TLR-9 polymorphisms were associated with increase the risk of GO in males in present study. In general, GD is more common among women; however, male sex also faces the risk of developing progressive and severe thyroid-associated orbitopathy [4, 7, 4, 7] or responds poorly to treatment [40, 38]. A previous study has reported a female to male ratio of 9.3 for patients with mild GO and of 3.2 for those with moderate GO, with the ratio being 1.4 for patients with severe GO [4, 4]. Our data suggest that the role of TLR-9, which plays an important role in conferring innate immunity, would be more critical in men with GO. The susceptibility factor seems to play a different role depending on sex, or the effect could be more apparent in men and not in women because of the difference in the basic immune responses between the 2 sexes [41, 39]. Further studies are required to investigate that if the TLR-9 activity and its potential relevance cytokines being more prone to male with GO.

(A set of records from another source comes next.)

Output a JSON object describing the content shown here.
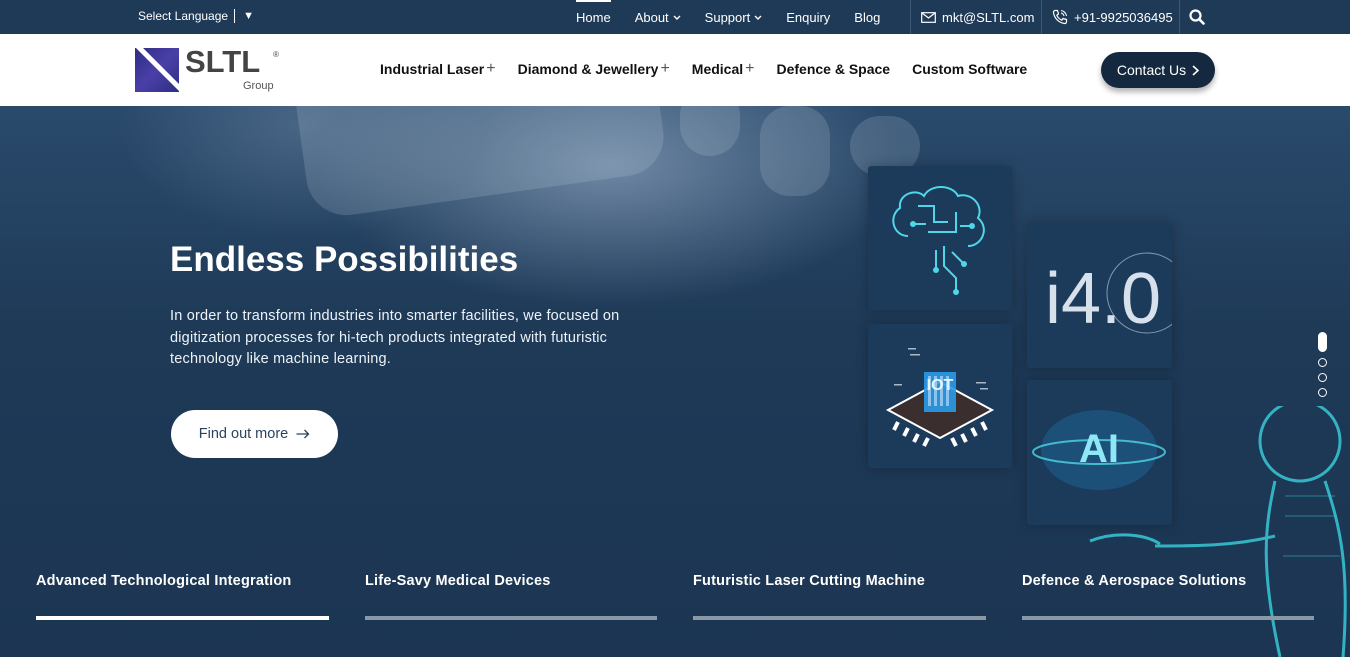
{
  "topbar": {
    "language": "Select Language",
    "language_caret": "▼",
    "nav": [
      {
        "label": "Home",
        "active": true
      },
      {
        "label": "About",
        "dropdown": true
      },
      {
        "label": "Support",
        "dropdown": true
      },
      {
        "label": "Enquiry"
      },
      {
        "label": "Blog"
      }
    ],
    "email": "mkt@SLTL.com",
    "phone": "+91-9925036495",
    "icons": {
      "email": "mail-icon",
      "phone": "phone-icon",
      "search": "search-icon"
    }
  },
  "header": {
    "logo_word": "SLTL",
    "logo_reg": "®",
    "logo_sub": "Group",
    "nav": [
      {
        "label": "Industrial Laser",
        "plus": "+"
      },
      {
        "label": "Diamond & Jewellery",
        "plus": "+"
      },
      {
        "label": "Medical",
        "plus": "+"
      },
      {
        "label": "Defence & Space",
        "plus": ""
      },
      {
        "label": "Custom Software",
        "plus": ""
      }
    ],
    "contact_label": "Contact Us"
  },
  "hero": {
    "title": "Endless Possibilities",
    "text": "In order to transform industries into smarter facilities, we focused on digitization processes for hi-tech products integrated with futuristic technology like machine learning.",
    "cta_label": "Find out more",
    "tiles": {
      "iot_label": "IOT",
      "i40_label": "i4.0",
      "ai_label": "AI"
    }
  },
  "carousel": {
    "slide_count": 4,
    "active_index": 0
  },
  "tabs": [
    {
      "label": "Advanced Technological Integration",
      "active": true
    },
    {
      "label": "Life-Savy Medical Devices",
      "active": false
    },
    {
      "label": "Futuristic Laser Cutting Machine",
      "active": false
    },
    {
      "label": "Defence & Aerospace Solutions",
      "active": false
    }
  ],
  "colors": {
    "topbar_bg": "#1f3a56",
    "hero_bg": "#1e3a57",
    "contact_btn": "#14293f",
    "accent_cyan": "#4fd6e8"
  }
}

As the smoking is potential confounding factor for susceptibility of GO, we adjusted the variable of smoking history in the multivariate model to eliminate the smoking effect on susceptibility of GO. However, the significant association between TLR-9 gene polymorphism and susceptibility to GO in the male patients was no changed. Furthermore, the strength association between TLR-9 polymorphism and GO in male was modest in present study. Therefore, a larger sample sized, especially in male population will be needed in the future study to confirm the importance of these polymorphisms as genetic markers of GD in Taiwanese population. Furthermore, the interpretation of our study results is limited because the patients were recruited from Taiwan only. Studies in ethnically disparate populations are needed before firm conclusions can be drawn.

Conclusion

In conclusion, our findings suggested that TLR-9 gene polymorphisms were significantly associated with susceptibility to GO in the male GD patients in Taiwan.